Magnetic resonance imaging (MRI). This diagnostic procedure uses a combination of large magnets and a computer to produce detailed images of organs and structures within the body. This test is done to rule out any associated abnormalities of the spinal cord and nerves.
Computed tomography (CT) scan. This diagnostic imaging procedure uses a combination of X-rays and computer technology to produce horizontal, or axial, images (often called slices) of the body. A CT scan shows detailed images of any part of the body, including the bones, muscles, fat, and organs. CT scans are more detailed than general X-rays.
Early detection of lordosis is important for successful treatment. Pediatricians or family doctors, and even some school programs, routinely look for signs that lordosis may be present.

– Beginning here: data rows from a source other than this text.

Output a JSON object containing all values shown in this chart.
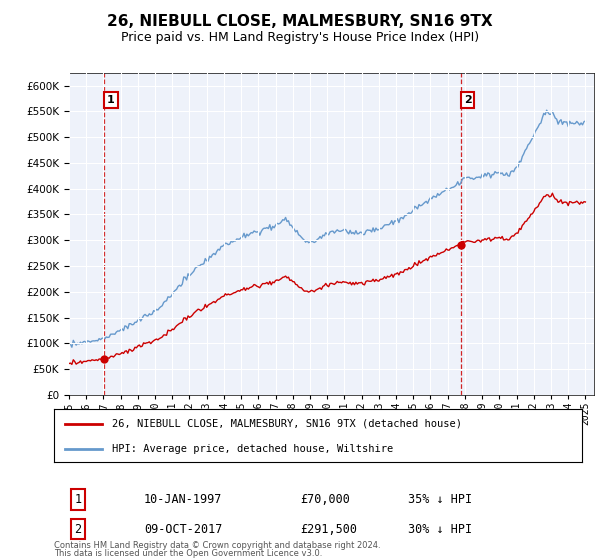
{
  "title": "26, NIEBULL CLOSE, MALMESBURY, SN16 9TX",
  "subtitle": "Price paid vs. HM Land Registry's House Price Index (HPI)",
  "title_fontsize": 11,
  "subtitle_fontsize": 9,
  "yticks": [
    0,
    50000,
    100000,
    150000,
    200000,
    250000,
    300000,
    350000,
    400000,
    450000,
    500000,
    550000,
    600000
  ],
  "ylim": [
    0,
    625000
  ],
  "xlim_start": 1995.0,
  "xlim_end": 2025.5,
  "sale1_date": 1997.04,
  "sale1_price": 70000,
  "sale1_label": "1",
  "sale2_date": 2017.77,
  "sale2_price": 291500,
  "sale2_label": "2",
  "property_color": "#cc0000",
  "hpi_color": "#6699cc",
  "background_color": "#eef2fa",
  "legend_label_property": "26, NIEBULL CLOSE, MALMESBURY, SN16 9TX (detached house)",
  "legend_label_hpi": "HPI: Average price, detached house, Wiltshire",
  "footer1": "Contains HM Land Registry data © Crown copyright and database right 2024.",
  "footer2": "This data is licensed under the Open Government Licence v3.0.",
  "table_row1_num": "1",
  "table_row1_date": "10-JAN-1997",
  "table_row1_price": "£70,000",
  "table_row1_hpi": "35% ↓ HPI",
  "table_row2_num": "2",
  "table_row2_date": "09-OCT-2017",
  "table_row2_price": "£291,500",
  "table_row2_hpi": "30% ↓ HPI"
}
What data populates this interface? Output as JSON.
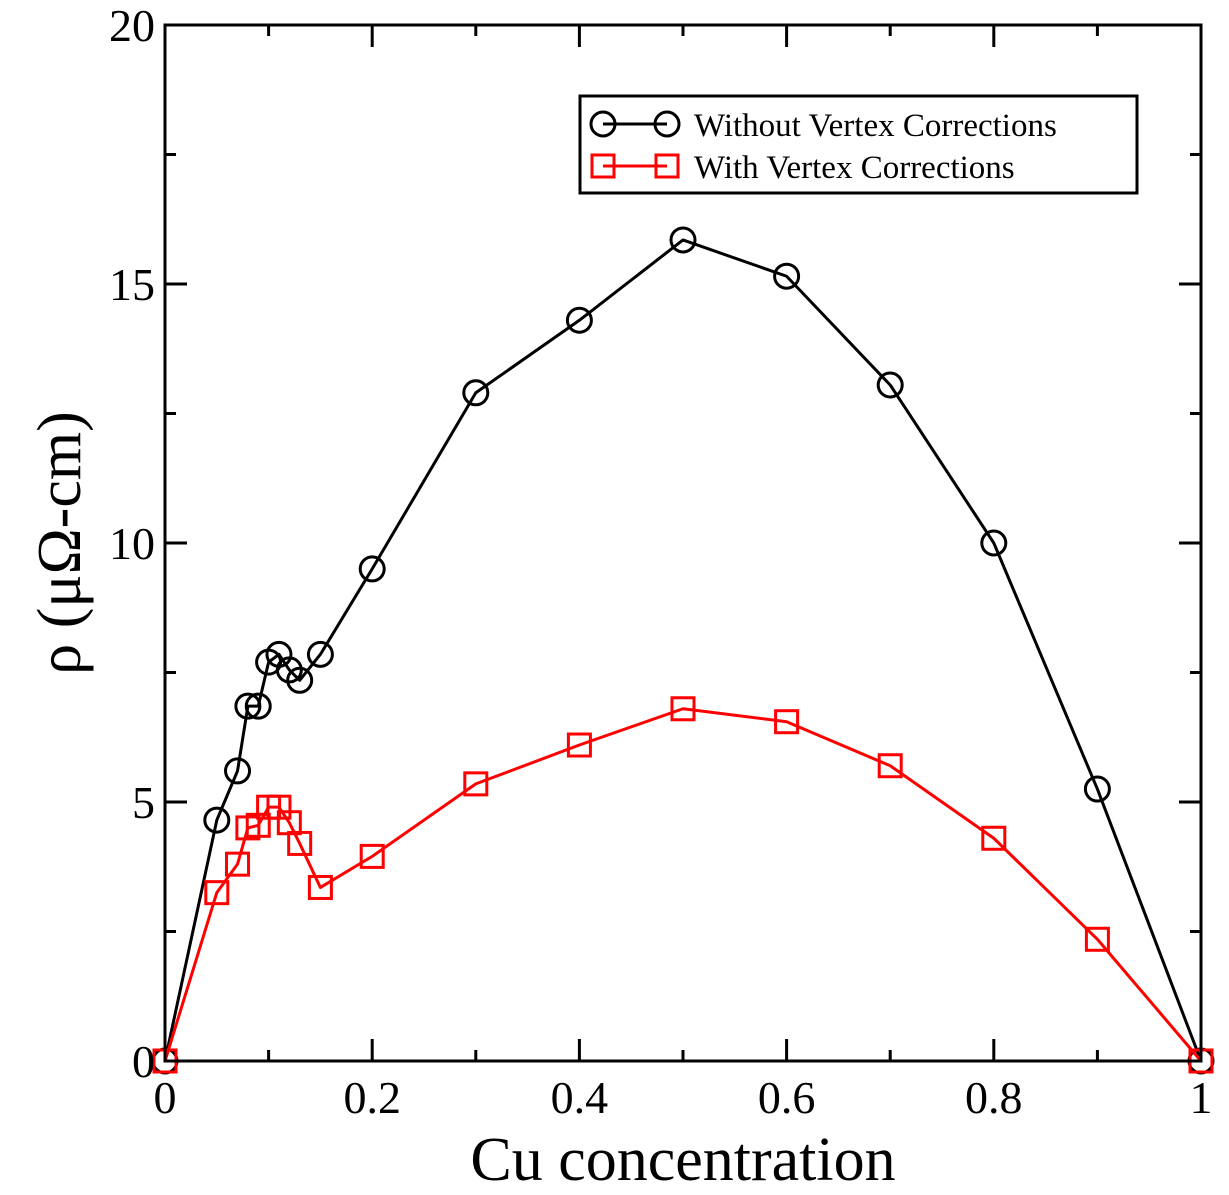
{
  "chart_data": {
    "type": "line",
    "title": "",
    "xlabel": "Cu concentration",
    "ylabel": "ρ (μΩ-cm)",
    "xlim": [
      0,
      1
    ],
    "ylim": [
      0,
      20
    ],
    "x_ticks": [
      0,
      0.2,
      0.4,
      0.6,
      0.8,
      1
    ],
    "x_tick_labels": [
      "0",
      "0.2",
      "0.4",
      "0.6",
      "0.8",
      "1"
    ],
    "y_ticks": [
      0,
      5,
      10,
      15,
      20
    ],
    "y_tick_labels": [
      "0",
      "5",
      "10",
      "15",
      "20"
    ],
    "grid": false,
    "legend_position": "top-right",
    "series": [
      {
        "name": "Without Vertex Corrections",
        "color": "#000000",
        "marker": "circle",
        "points": [
          [
            0,
            0
          ],
          [
            0.05,
            4.65
          ],
          [
            0.07,
            5.6
          ],
          [
            0.08,
            6.85
          ],
          [
            0.09,
            6.85
          ],
          [
            0.1,
            7.7
          ],
          [
            0.11,
            7.85
          ],
          [
            0.12,
            7.55
          ],
          [
            0.13,
            7.35
          ],
          [
            0.15,
            7.85
          ],
          [
            0.2,
            9.5
          ],
          [
            0.3,
            12.9
          ],
          [
            0.4,
            14.3
          ],
          [
            0.5,
            15.85
          ],
          [
            0.6,
            15.15
          ],
          [
            0.7,
            13.05
          ],
          [
            0.8,
            10.0
          ],
          [
            0.9,
            5.25
          ],
          [
            1.0,
            0
          ]
        ]
      },
      {
        "name": "With Vertex Corrections",
        "color": "#ff0000",
        "marker": "square",
        "points": [
          [
            0,
            0
          ],
          [
            0.05,
            3.25
          ],
          [
            0.07,
            3.8
          ],
          [
            0.08,
            4.5
          ],
          [
            0.09,
            4.55
          ],
          [
            0.1,
            4.9
          ],
          [
            0.11,
            4.9
          ],
          [
            0.12,
            4.6
          ],
          [
            0.13,
            4.2
          ],
          [
            0.15,
            3.35
          ],
          [
            0.2,
            3.95
          ],
          [
            0.3,
            5.35
          ],
          [
            0.4,
            6.1
          ],
          [
            0.5,
            6.8
          ],
          [
            0.6,
            6.55
          ],
          [
            0.7,
            5.7
          ],
          [
            0.8,
            4.3
          ],
          [
            0.9,
            2.35
          ],
          [
            1.0,
            0
          ]
        ]
      }
    ]
  }
}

What is the treatment for lordosis?
Specific treatment for lordosis will be determined by your child's doctor based on:
Your child's age, overall health, and medical history
The underlying cause of the lordosis
The extent of the condition
Your child's tolerance for specific medications, procedures, or therapies
Expectations for the course of the condition
Your opinion or preference
The goal of treatment is to stop the progression of the curve and minimize deformity. Management of lordosis will depend on the cause of the lordosis. Simple exercises may be sufficient if lordosis is associated with poor posture. However, lordosis occurring as a result of a hip problem may be treated as a part of the hip problem.
What is the long-term outlook for a child with lordosis?
The management of lordosis is individualized for each child depending on his or her age, amount of curvature, and amount of skeletal growth remaining. Lordosis will require frequent examinations by your child's doctor to monitor the curve as your child grows and develops. Early detection is important.